Prime Minister Albanese said that the National Commissioner will be dedicated to protecting and promoting the rights, interests and wellbeing of First Nations children and young people, as well as calling on their strengths, sense of hope, and ideas for change.

“The Commissioner will address the unacceptable rates of out-of-home care. What it all comes down to is strengthening families and keeping children safe,” Prime Minister Albanese said.

“It is what experts and the Coalition of the Peaks have been calling for, guided every step of the way by the evidence. We have listened.

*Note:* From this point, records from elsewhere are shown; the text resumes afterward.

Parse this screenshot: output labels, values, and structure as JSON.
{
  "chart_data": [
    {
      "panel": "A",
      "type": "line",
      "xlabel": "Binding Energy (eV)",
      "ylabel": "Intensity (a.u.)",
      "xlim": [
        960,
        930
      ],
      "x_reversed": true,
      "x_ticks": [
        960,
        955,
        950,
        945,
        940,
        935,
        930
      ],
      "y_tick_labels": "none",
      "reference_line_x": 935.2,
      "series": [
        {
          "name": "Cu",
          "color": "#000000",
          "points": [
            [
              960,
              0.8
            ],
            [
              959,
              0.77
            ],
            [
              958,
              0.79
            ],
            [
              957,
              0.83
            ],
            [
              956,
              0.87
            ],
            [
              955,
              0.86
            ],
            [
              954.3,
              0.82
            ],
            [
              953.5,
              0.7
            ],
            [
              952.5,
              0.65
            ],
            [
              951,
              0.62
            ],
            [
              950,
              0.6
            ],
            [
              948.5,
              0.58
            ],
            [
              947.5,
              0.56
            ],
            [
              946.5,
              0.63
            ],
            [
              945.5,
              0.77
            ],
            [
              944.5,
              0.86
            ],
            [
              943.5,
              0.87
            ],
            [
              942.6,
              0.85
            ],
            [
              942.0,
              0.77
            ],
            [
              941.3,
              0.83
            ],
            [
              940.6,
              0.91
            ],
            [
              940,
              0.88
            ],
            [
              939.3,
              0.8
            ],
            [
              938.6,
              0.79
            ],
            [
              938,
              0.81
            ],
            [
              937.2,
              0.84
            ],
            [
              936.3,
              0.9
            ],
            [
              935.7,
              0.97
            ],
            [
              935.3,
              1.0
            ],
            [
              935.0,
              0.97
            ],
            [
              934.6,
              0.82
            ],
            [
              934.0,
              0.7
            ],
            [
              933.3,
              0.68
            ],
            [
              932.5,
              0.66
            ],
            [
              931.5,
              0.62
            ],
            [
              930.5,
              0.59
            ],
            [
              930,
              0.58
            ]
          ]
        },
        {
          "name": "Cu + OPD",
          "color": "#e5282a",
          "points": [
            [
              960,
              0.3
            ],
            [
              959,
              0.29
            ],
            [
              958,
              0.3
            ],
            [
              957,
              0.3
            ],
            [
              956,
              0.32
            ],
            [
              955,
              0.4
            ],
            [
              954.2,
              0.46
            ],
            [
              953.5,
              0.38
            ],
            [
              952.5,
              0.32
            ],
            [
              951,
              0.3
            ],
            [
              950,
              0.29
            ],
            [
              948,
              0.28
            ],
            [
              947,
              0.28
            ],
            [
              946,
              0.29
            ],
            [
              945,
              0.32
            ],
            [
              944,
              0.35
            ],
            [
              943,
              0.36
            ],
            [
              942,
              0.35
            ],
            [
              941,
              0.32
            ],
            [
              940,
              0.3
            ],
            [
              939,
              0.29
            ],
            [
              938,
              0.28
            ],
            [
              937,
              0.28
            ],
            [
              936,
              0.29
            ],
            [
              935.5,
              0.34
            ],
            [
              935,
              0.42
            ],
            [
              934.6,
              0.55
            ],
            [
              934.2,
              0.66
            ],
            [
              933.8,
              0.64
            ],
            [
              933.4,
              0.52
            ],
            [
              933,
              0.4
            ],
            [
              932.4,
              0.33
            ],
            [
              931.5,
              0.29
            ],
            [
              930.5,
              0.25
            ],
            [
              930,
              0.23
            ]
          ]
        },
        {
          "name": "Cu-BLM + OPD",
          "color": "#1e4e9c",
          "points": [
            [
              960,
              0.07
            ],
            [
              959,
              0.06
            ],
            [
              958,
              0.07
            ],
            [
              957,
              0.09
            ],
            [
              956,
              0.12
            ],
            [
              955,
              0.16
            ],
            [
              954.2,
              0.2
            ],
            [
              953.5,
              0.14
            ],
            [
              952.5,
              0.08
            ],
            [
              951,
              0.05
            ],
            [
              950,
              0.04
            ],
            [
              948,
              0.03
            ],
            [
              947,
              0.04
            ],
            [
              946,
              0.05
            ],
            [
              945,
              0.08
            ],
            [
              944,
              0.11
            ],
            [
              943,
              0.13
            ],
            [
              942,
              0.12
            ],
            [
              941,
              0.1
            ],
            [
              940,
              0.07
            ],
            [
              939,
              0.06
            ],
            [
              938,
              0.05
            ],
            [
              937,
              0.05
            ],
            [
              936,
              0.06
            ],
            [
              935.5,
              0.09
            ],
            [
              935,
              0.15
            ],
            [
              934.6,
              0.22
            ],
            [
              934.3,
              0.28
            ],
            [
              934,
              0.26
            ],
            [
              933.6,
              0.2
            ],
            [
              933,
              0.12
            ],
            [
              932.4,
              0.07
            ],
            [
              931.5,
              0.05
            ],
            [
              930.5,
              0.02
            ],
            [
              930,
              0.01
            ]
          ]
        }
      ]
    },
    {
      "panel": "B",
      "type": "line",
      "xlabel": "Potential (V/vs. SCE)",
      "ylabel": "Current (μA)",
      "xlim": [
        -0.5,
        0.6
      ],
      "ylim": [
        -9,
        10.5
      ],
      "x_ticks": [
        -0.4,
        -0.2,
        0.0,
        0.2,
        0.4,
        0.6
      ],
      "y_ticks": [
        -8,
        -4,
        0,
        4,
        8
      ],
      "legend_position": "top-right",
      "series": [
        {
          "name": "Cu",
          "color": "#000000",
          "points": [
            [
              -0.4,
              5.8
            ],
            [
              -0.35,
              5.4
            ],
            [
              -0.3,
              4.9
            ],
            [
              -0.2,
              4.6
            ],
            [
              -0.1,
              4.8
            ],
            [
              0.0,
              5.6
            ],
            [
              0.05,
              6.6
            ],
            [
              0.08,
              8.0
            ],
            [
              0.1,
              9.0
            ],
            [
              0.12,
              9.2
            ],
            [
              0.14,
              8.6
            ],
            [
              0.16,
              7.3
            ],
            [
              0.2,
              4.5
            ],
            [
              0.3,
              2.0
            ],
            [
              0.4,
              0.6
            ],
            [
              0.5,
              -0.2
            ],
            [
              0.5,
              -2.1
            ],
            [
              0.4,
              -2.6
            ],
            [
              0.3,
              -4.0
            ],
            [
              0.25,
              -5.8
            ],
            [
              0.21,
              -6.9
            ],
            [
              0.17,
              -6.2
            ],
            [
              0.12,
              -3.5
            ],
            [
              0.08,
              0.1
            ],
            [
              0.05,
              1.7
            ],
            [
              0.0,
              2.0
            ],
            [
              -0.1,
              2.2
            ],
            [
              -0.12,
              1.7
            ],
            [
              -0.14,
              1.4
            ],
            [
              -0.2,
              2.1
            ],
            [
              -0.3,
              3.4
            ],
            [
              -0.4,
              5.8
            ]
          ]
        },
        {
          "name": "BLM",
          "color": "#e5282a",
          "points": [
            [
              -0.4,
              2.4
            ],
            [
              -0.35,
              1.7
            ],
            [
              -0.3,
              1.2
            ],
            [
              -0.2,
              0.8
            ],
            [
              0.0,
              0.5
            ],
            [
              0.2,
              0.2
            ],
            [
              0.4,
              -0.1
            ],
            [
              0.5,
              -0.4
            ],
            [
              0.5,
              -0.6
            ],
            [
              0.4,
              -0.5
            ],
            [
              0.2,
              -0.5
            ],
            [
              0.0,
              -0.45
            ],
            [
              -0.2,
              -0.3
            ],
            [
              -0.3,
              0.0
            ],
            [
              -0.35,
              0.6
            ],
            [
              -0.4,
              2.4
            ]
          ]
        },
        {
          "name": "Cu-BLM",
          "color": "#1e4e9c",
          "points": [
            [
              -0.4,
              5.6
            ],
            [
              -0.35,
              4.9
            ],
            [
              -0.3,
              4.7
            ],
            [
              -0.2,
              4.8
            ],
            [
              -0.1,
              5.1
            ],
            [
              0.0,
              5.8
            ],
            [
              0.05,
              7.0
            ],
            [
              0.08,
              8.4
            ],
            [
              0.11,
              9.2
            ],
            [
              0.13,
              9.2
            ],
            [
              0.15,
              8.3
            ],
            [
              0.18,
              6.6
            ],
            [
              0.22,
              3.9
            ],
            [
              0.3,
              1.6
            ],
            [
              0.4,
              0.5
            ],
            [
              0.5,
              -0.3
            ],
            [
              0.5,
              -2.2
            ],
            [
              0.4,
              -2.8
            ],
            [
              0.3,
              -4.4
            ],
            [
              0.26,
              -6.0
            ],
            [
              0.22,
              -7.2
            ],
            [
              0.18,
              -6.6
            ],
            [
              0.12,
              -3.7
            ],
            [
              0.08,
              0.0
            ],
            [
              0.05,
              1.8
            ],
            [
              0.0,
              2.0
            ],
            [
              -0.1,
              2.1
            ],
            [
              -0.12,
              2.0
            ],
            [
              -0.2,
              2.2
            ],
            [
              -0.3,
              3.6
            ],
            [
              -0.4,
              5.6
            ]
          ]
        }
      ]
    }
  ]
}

“The Remote Jobs and Economic Development Program will deliver real jobs with proper wages and decent conditions, developed in partnership with Indigenous communities. These jobs will build skills and experience, and deliver services that communities want.”

Federal Minister for Indigenous Australians, Linda Burney, said that people in remote communities should have access to the benefits and dignity of work – for themselves, their families and the next generation.

“Establishing the Aboriginal and Torres Strait Islander Children’s Commissioner is about changing the trajectory and creating brighter futures for Indigenous children and young people,” Minister Burney said. 

“The status quo cannot continue and we are committed to making real change, strengthening families and getting better outcomes for Indigenous children and young people.”

Federal Assistant Minister for Indigenous Australians and Indigenous Health, Malarndirri McCarthy, said that the delivery of a proper jobs program in the bush will make a positive difference in the lives of Indigenous Australians and ensure they can fulfil their full potential regardless of where they live.

“As a former participant of a remote jobs program myself, I know all too well the importance that meaningful employment has on economic empowerment, health, happiness, and general wellbeing,” Assistant Minister McCarthy said. 

“Building on our significant delivery of better health, housing, education and employment services will help build stronger communities for all Australians and ensure more Indigenous Australians can live longer, healthier and happier lives.

“Every child deserves to live a healthy and happy life, and this is why it is critical we are working hand-in-hand with SNAICC – National Voice for our Children, to ensure more kids can achieve their full potential in life.”

Federal Minister for Social Services, Amanda Rishworth, said that improving outcomes for First Nations communities, children and young people requires First Nations-led solutions. 

“A National Commissioner will build on our important work under Safe and Supported: the National Framework for Protecting Australia’s Children,” Minister Rishworth said. 

“The Commissioner will improve accountability and advocate for systemic change, informed by the voices and experiences of First Nations children and young people.

“Systemic change takes time, and elevating the voices of First Nations children through this Commissioner, will further embed the partnership elements of the Priority Reforms.”